During a telephone interview with reporters, US President Donald Trump stated that a failure by Chinese President Xi Jinping in attending the upcoming G20 summit in Japan would result in additional tariffs.

The tariffs would affect another $300 billion worth of Chinese goods being exported to the United States from China. This is on top of the already imposed 25 percent tariffs on $200 billion worth of Chinese imports.

Trump and Xi are expected to meet once again at the summit of world leaders in Japan, scheduled to take place on June 28 and 29. Both leaders are reportedly going to be discussing the escalating trade war between their respective nations. So far, no reports have been made that indicates that Xi is trying to avoid meeting Trump at the summit. There are also no public indications that the Chinese president intends to be absent during the event.

Trump revealed his intentions when a reporter had asked him if Xi's absence would result in added tariffs. The US president simply replied that Xi's absence would definitely lead to more tariffs. Following Trump's threat, China's Foreign Ministry released a statement in response.

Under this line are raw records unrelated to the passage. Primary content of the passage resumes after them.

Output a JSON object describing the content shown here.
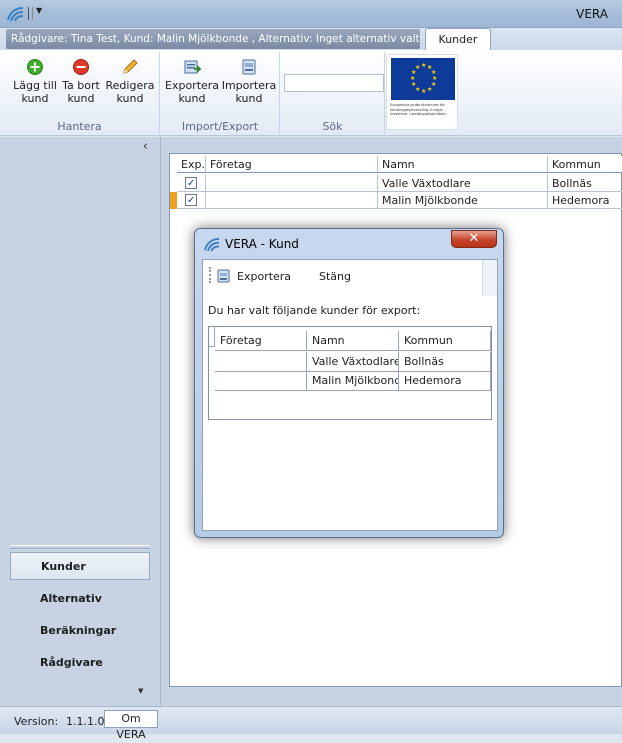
{
  "window": {
    "title": "VERA"
  },
  "context": {
    "label": "Rådgivare: Tina Test, Kund:     Malin Mjölkbonde , Alternativ: Inget alternativ valt",
    "tab_label": "Kunder"
  },
  "ribbon": {
    "groups": [
      {
        "caption": "Hantera",
        "buttons": [
          {
            "label": "Lägg till kund",
            "icon": "add-icon"
          },
          {
            "label": "Ta bort kund",
            "icon": "remove-icon"
          },
          {
            "label": "Redigera kund",
            "icon": "pencil-icon"
          }
        ]
      },
      {
        "caption": "Import/Export",
        "buttons": [
          {
            "label": "Exportera kund",
            "icon": "export-icon"
          },
          {
            "label": "Importera kund",
            "icon": "import-icon"
          }
        ]
      },
      {
        "caption": "Sök",
        "search_value": ""
      }
    ],
    "eu_text": "Europeiska jordbruksfonden för landsbygdsutveckling: Europa investerar i landsbygdsområden"
  },
  "nav": {
    "items": [
      {
        "label": "Kunder",
        "active": true
      },
      {
        "label": "Alternativ",
        "active": false
      },
      {
        "label": "Beräkningar",
        "active": false
      },
      {
        "label": "Rådgivare",
        "active": false
      }
    ]
  },
  "grid": {
    "headers": [
      "Exp.",
      "Företag",
      "Namn",
      "Kommun"
    ],
    "rows": [
      {
        "checked": true,
        "foretag": "",
        "namn": "Valle  Växtodlare",
        "kommun": "Bollnäs",
        "current": false
      },
      {
        "checked": true,
        "foretag": "",
        "namn": "Malin Mjölkbonde",
        "kommun": "Hedemora",
        "current": true
      }
    ]
  },
  "dialog": {
    "title": "VERA - Kund",
    "close_glyph": "✕",
    "toolbar": {
      "export_label": "Exportera",
      "close_label": "Stäng"
    },
    "message": "Du har valt följande kunder för export:",
    "headers": [
      "Företag",
      "Namn",
      "Kommun"
    ],
    "rows": [
      {
        "foretag": "",
        "namn": "Valle  Växtodlare",
        "kommun": "Bollnäs"
      },
      {
        "foretag": "",
        "namn": "Malin Mjölkbonde",
        "kommun": "Hedemora"
      }
    ]
  },
  "status": {
    "version_label": "Version:",
    "version_value": "1.1.1.0",
    "about_label": "Om VERA"
  },
  "colors": {
    "accent": "#4a7fc1",
    "current_row_marker": "#f0a020",
    "close_red": "#c6452b"
  }
}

Foreign Ministry Spokesman Geng Shuang reiterated that China has never wanted a trade war with the United States, but it is willing to fight it if that is what the United States wants. Geng also mentioned that China's doors are always open for negotiations, but only on equal footing.

Trade negotiations between the world's two biggest economies collapsed in early May, with both sides blaming the other for it. The US blamed China for backtracking on its promises, while China blamed the US for giving unreasonable demands. Shortly after negotiations had stalled, Trump had imposed a 25 percent tariff on $200 billion worth of Chinese goods.

China responded by raising tariffs on more than $60 billion worth of US imports. The US also dealt a big blow to China's tech industry after it included Huawei in its trade blacklist. China had publicly accused the United States of "economic terrorism" and of trying to strong-arm a deal in its favor.  

As both countries continue their tit-for-tat measures against each other, most are now looking to the upcoming face-to-face meeting between Trump and Xi.

The meeting could potentially ease trade tensions between the two nations, which could lead to the removal of the imposed tariffs. Both countries previously agreed to a trade-war ceasefire back in November last year after meeting personally at the last G20 summit in Argentina.